Vielen noch in Erinnerung: Mauricio Gugelmins Le-Castellet-Startcrash 1989

Formel 1 2012

— 29.03.2012

Frankreich-Grand-Prix vor dem Comeback

Im Vorfeld des ELMS-Saisonauftakts in Le Castellet soll Premierminister Francois Fillon morgen die Rückkehr der Formel 1 nach Frankreich bekannt geben

58 Grands Prix von Frankreich haben bisher im Rahmen der Formel-1-Weltmeisterschaft stattgefunden, zuletzt 2008 in Magny-Cours. Doch nach vier Jahren Pause könnte die "Grande Nation", die derzeit gleich mit drei Fahrern in der Königsklasse vertreten ist (nämlich Romain Grosjean bei Lotus, Jean-Eric Vergne bei Toro Rosso und Charles Pic als Teamkollege von Timo Glock bei Marussia), 2013 wieder in den Rennkalender aufgenommen werden.

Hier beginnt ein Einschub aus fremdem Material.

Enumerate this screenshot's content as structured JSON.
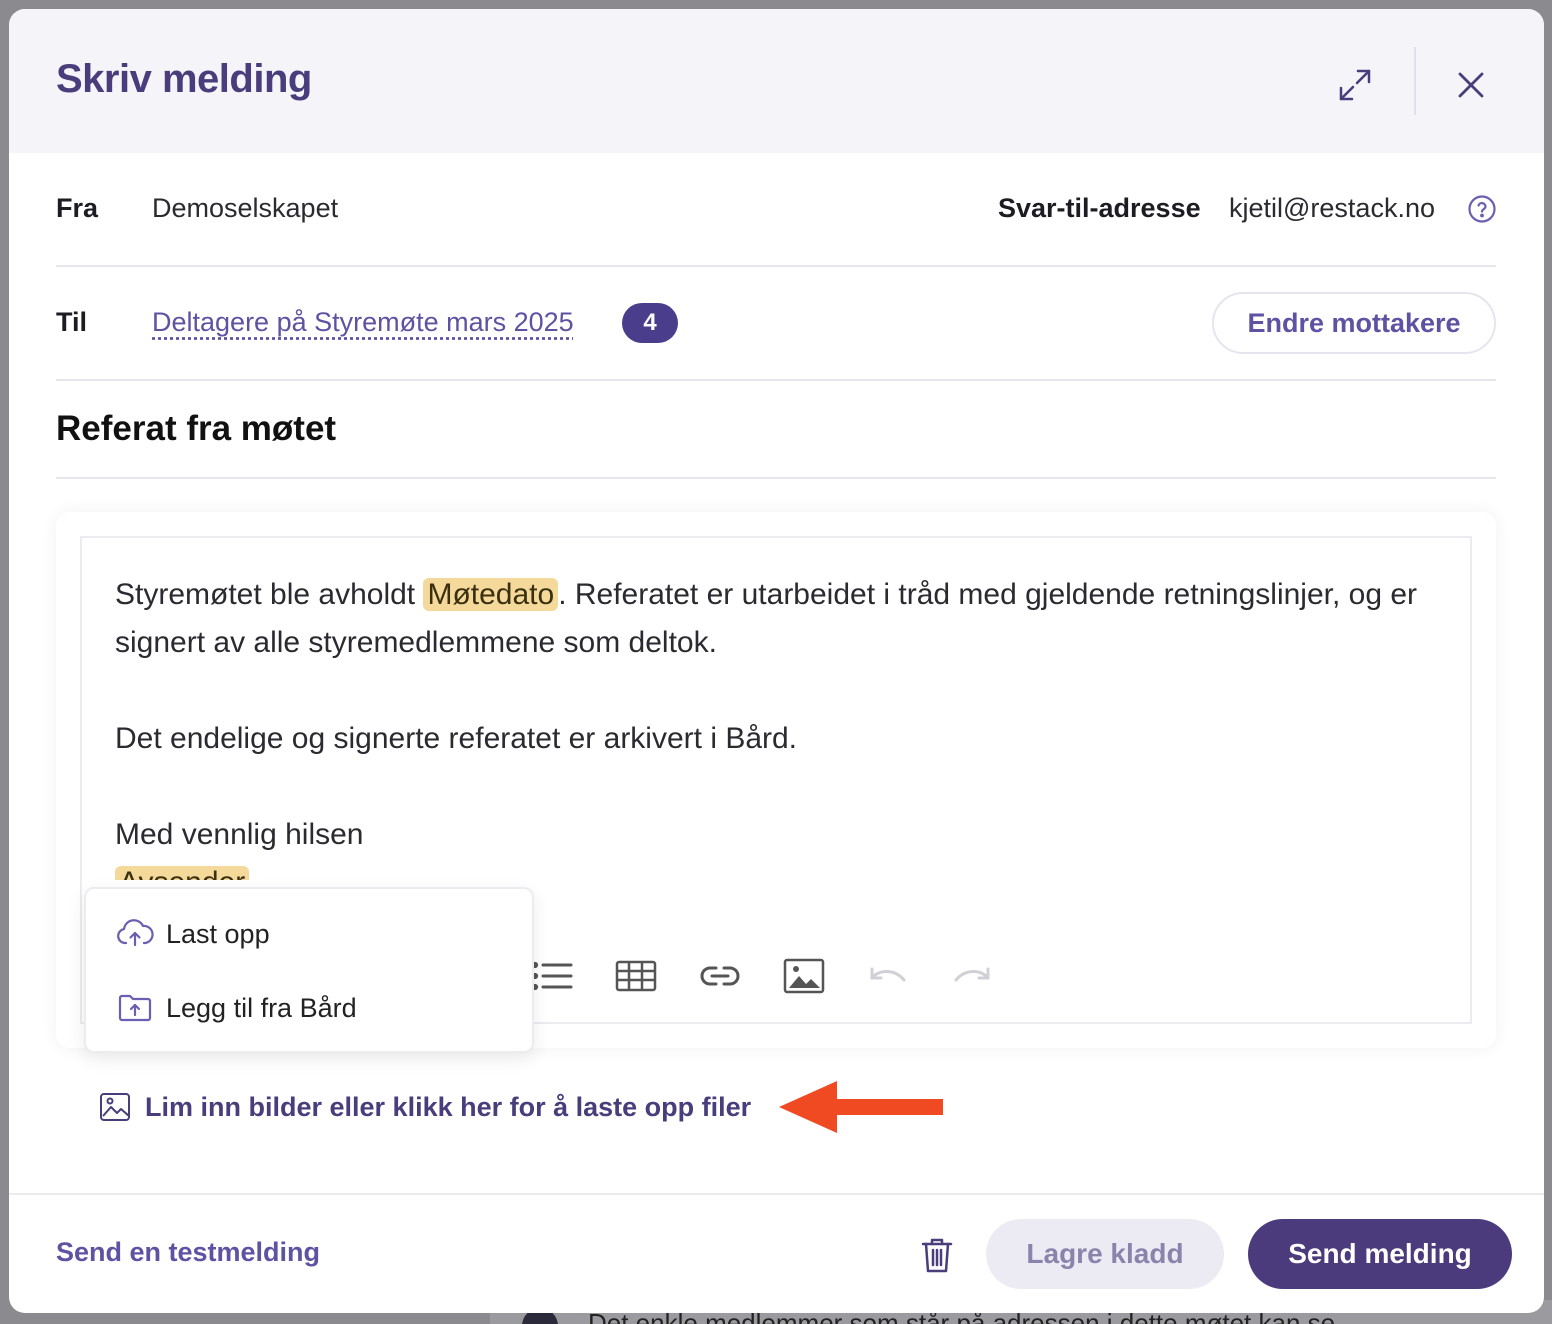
{
  "colors": {
    "brand": "#4a3d7c",
    "link": "#5e52a3",
    "badge": "#4a3d8c",
    "merge_tag": "#f4d99a",
    "arrow": "#f04a23"
  },
  "background": {
    "info_text": "Det enkle medlemmer som står på adressen i dette møtet kan se"
  },
  "modal": {
    "title": "Skriv melding",
    "expand_icon": "expand-icon",
    "close_icon": "close-icon"
  },
  "from": {
    "label": "Fra",
    "value": "Demoselskapet",
    "reply_to_label": "Svar-til-adresse",
    "reply_to_value": "kjetil@restack.no",
    "help_icon": "help-icon"
  },
  "to": {
    "label": "Til",
    "recipients_link": "Deltagere på Styremøte mars 2025",
    "count": "4",
    "change_button": "Endre mottakere"
  },
  "subject": "Referat fra møtet",
  "editor": {
    "p1_before": "Styremøtet ble avholdt ",
    "p1_tag": "Møtedato",
    "p1_after": ". Referatet er utarbeidet i tråd med gjeldende retningslinjer, og er signert av alle styremedlemmene som deltok.",
    "p2": "Det endelige og signerte referatet er arkivert i Bård.",
    "p3": "Med vennlig hilsen",
    "p4_tag": "Avsender",
    "toolbar": [
      "bullet-list-icon",
      "table-icon",
      "link-icon",
      "image-icon",
      "undo-icon",
      "redo-icon"
    ]
  },
  "upload_menu": {
    "items": [
      {
        "label": "Last opp",
        "icon": "cloud-upload-icon"
      },
      {
        "label": "Legg til fra Bård",
        "icon": "folder-upload-icon"
      }
    ]
  },
  "attachments": {
    "label": "Lim inn bilder eller klikk her for å laste opp filer",
    "icon": "image-icon"
  },
  "footer": {
    "test_link": "Send en testmelding",
    "trash_icon": "trash-icon",
    "draft_button": "Lagre kladd",
    "send_button": "Send melding"
  }
}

Wie 'Le Parisien' berichtet, soll das Comeback des Frankreich-Grand-Prix schon morgen offiziell bekannt gegeben werden. Medienberichten zufolge wird Premierminister Francois Fillon höchstpersönlich nach Le Castellet kommen, um die Einigung bekannt zu geben. Diese existiert mit Bernie Ecclestone ja schon seit längerer Zeit: "Wir haben über die Finanzen diskutiert und er hat zugestimmt", meinte Sportminister David Douillet bereits vor einigen Tagen.

Die Gebühr soll pro Event weniger als 20 Millionen Euro betragen, allerdings wird diese nur alle zwei Jahre fällig. Denn den Franzosen ist es offenbar gelungen, einen Rotationsvertrag mit dem Grand Prix von Belgien auszuhandeln, sodass 2013 in Le Castellet gefahren wird und der Event anschließend im Zweijahresrhythmus mit Spa-Francorchamps wechselt. Über Vertragsdetails wie zum Beispiel die Laufzeit sind bisher noch keine Angaben durchgesickert.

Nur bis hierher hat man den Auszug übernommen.